Articles by: Geisel Communications

Pharma Watch: Raising Awareness or Drumming Up Sales?

Scientific AmericanSciAm story quotes Steven Woloshin, professor of medicine, community and family medicine, and of the Dartmouth Institute for Health Policy and Clinical Practice, about how pharmaceutical companies use disease awareness campaigns as drug selling tactics. “Drug company sponsorship doesn’t mean the information is bogus—but it does raise a red flag because companies do stand to benefit from increasing diagnoses, which leads to more treatment,” says Woloshin.

News About the Success of a New Ebola Vaccine May Be Too Good to Be True

The Conversation – An opinion piece by Timothy Lahey, associate professor of medicine, community and family medicine, and of the Dartmouth Institute for Health Policy and Clinical Practice, on a recent study published in the prestigious journal The Lancet on a new Ebola vaccine that was “100% effective.” Lahey notes that the vaccine is wonderful news, but that for three reasons, we cannot know if the vaccine really worked, or how well. “Those reasons are the lack of placebo comparison, the way the investigators diagnosed vaccine failure and the possibility of statistical flukes,” says Lahey.

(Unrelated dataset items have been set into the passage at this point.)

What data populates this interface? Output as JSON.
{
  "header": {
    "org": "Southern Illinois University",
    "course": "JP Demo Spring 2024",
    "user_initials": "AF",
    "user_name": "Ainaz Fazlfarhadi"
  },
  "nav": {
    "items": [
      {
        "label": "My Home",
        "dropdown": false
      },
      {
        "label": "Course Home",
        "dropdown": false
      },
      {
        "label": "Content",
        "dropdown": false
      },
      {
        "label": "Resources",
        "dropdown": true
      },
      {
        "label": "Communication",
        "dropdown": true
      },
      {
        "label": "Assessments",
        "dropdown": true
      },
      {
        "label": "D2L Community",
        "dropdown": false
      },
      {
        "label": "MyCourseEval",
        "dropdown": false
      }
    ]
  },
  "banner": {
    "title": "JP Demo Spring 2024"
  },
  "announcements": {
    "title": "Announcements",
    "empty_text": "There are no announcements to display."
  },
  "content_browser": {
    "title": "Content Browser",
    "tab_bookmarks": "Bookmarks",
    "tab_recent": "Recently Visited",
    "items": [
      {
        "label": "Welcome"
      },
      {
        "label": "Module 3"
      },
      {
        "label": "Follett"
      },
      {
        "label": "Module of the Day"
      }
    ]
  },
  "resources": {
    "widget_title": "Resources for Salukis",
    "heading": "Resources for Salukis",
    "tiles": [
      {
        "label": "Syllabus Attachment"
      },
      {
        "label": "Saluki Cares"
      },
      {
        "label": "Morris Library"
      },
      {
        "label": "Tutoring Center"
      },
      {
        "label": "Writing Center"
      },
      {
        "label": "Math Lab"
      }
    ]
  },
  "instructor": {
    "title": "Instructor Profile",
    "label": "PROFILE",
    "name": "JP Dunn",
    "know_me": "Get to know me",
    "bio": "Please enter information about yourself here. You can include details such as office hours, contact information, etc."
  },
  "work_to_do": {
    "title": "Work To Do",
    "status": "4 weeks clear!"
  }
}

Clinical Performance Measures Address Underuse and Overuse of Care in Healthcare Settings

News Medical – Cites a study co-authored by Brenda Sirovich, associate professor of medicine, community and family medicine, and of the Dartmouth Institute for Health Policy and Clinical Practice, recently published in the journal JAMA Internal Medicine. The study examined 16 national collections of clinical performance measures and found that more than 90 percent of 521 outpatient measures targeted underuse of care and only 7 percent addressed overuse of care.

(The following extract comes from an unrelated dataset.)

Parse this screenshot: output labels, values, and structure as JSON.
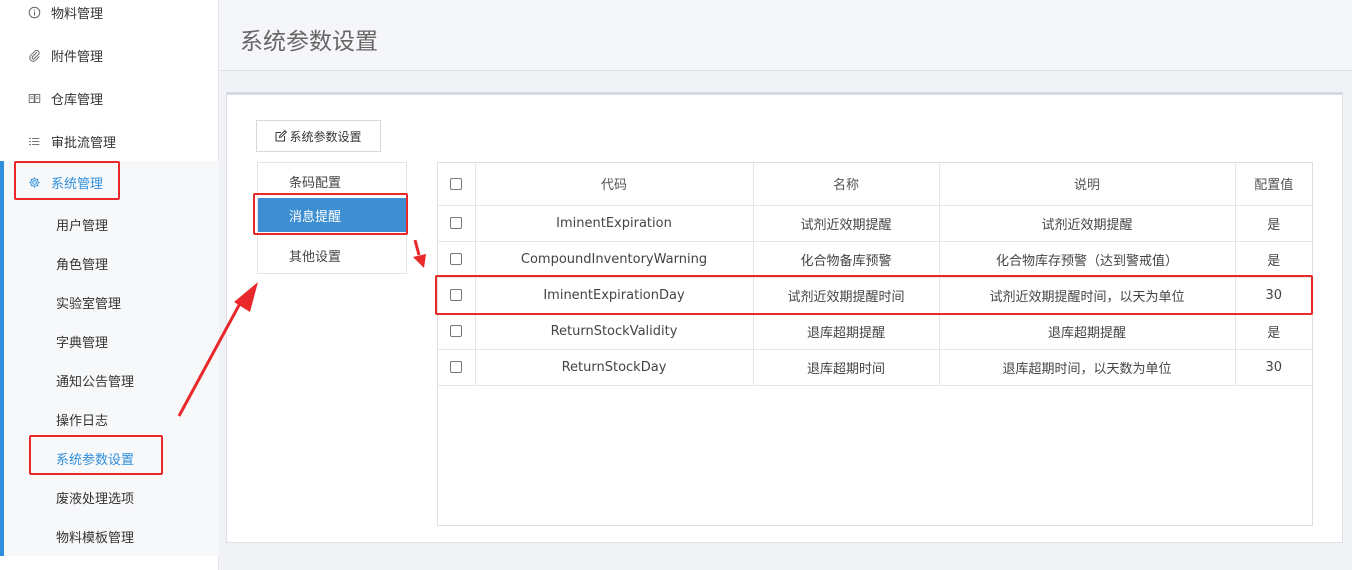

The Covert World of People Trying to Edit Wikipedia—for Pay

The Atlantic – Quotes Sohail Mirza, professor of orthopaedic surgery and of the Dartmouth Institute for Health Policy and Clinical Practice, in an article about how some medical device manufacturing companies pay their employees to make favorable edits to Wikipedia entries on surgeries and procedures that mention their products, and sometimes ask doctors with financial ties to their company to request edits to Wikipedia text

Geography Affects What Medicine Seniors Get

Defiance Crescent News – Quotes Jeffrey Munson, assistant professor of medicine and of the Dartmouth Institute for Health Policy and Clinical Practice, on new research from the Dartmouth Atlas of Health Care which found that where seniors live makes a difference not only to how much health care they receive but also the medications they’re prescribed—as some miss out on key treatments while others get risky ones.

In Tough Diagnostics World, Will Ruling Out Cancer Be Good Business?

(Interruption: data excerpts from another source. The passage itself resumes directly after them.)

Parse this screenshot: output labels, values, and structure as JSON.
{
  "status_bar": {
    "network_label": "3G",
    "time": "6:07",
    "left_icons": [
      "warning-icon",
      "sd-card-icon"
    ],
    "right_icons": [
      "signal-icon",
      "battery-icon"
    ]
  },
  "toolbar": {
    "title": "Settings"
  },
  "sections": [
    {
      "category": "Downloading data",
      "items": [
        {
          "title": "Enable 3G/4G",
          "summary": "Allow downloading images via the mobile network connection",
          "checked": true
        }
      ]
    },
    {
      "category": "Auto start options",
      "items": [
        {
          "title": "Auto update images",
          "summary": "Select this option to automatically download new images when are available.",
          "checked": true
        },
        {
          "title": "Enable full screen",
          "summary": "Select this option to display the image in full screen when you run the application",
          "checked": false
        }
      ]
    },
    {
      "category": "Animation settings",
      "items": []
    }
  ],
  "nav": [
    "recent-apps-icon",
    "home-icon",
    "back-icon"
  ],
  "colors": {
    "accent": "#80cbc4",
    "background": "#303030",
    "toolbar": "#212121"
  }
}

Xconomy – Quotes H. Gilbert Welch, professor of medicine, community and family medicine, and of the Dartmouth Institute for Health Policy and Clinical Practice, on new molecular “rule-out” tests, based on genomic or proteomic analysis, that can tell someone who has suspicious lung nodules if they don’t have cancer and route them away from unnecessary procedures. “It’s a great direction to move, and intellectually I can appreciate the effort,” says Welch. “But the question is how well (do they) perform, and how do we decide whether the tests actually work?”

Dartmouth Professors Call Out Drug Companies for “Selling a Disease”

The Legal Examiner – Cites an opinion piece published in The Washington Post by Steven Woloshin and Lisa Schwartz, both professors of medicine, community and family medicine, and of the Dartmouth Institute for Health Policy and Clinical Practice, on testosterone drug risks. In the opinion piece, Woloshin and Schwartz criticized testosterone drug therapy manufacturers for creating “disease-awareness” campaigns that put many men at risk of serious side effects, including heart attack and stroke.